Whether you’re hunting alone or going on a guided hunt, there are a few things that you should know beforehand when it comes to hunting elk in Colorado. It’s not like hunting anywhere else and if you aren’t used to the high altitudes of the state and mountains, then you need to make quite a few preparations beforehand. Elk hunting isn’t about just sitting in a blind or stand and waiting for the prey to saunter by. It is a physical sport, with a lot of climbing, so being physically fit is imperative, as is following the safety rules and laws that Colorado has set forth for hunters.
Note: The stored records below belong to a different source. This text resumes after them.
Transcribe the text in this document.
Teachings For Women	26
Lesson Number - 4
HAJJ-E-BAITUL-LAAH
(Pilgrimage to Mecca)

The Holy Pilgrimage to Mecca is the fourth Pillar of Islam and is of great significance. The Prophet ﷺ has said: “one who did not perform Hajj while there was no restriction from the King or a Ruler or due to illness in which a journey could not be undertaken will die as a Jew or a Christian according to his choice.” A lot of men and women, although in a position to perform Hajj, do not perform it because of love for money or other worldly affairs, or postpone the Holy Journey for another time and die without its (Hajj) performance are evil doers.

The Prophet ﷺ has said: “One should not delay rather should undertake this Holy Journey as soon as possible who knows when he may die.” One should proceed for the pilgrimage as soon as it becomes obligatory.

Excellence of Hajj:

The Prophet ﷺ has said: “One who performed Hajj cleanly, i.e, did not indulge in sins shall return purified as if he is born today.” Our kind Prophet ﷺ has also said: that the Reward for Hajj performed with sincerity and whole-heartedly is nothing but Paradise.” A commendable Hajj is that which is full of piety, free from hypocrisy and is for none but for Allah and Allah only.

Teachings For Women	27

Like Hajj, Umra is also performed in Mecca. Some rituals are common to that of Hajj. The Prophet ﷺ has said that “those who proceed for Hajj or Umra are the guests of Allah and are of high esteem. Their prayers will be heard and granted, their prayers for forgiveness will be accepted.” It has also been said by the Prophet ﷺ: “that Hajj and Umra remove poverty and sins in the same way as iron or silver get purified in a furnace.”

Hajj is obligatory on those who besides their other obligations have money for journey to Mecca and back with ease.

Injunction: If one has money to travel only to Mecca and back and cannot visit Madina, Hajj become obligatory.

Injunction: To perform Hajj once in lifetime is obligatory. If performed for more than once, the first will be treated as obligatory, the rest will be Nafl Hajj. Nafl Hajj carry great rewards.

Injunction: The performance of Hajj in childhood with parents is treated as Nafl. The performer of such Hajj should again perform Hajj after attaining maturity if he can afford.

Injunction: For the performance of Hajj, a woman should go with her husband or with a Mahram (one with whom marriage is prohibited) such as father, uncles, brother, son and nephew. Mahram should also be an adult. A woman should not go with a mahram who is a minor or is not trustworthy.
You can also choose to hunt for elk in Colorado alone or with a guide. The choice of which hunt you choose is up to you, but if you are a beginner, having a guide might be your best bet. In this blog, we will give some tips on everything you need to know beforehand when going on a Colorado elk hunt and even go into some pros and cons of hunting alone versus getting a guide to go with you. One important thing to remember is that Colorado has a few different seasons to choose from. We will go ahead and list those below, so you have a beginning point to figure out when the best season is for you, so that you can begin making your plans, grabbing you plane tickets, and packing for the best hunting trip of your life so far.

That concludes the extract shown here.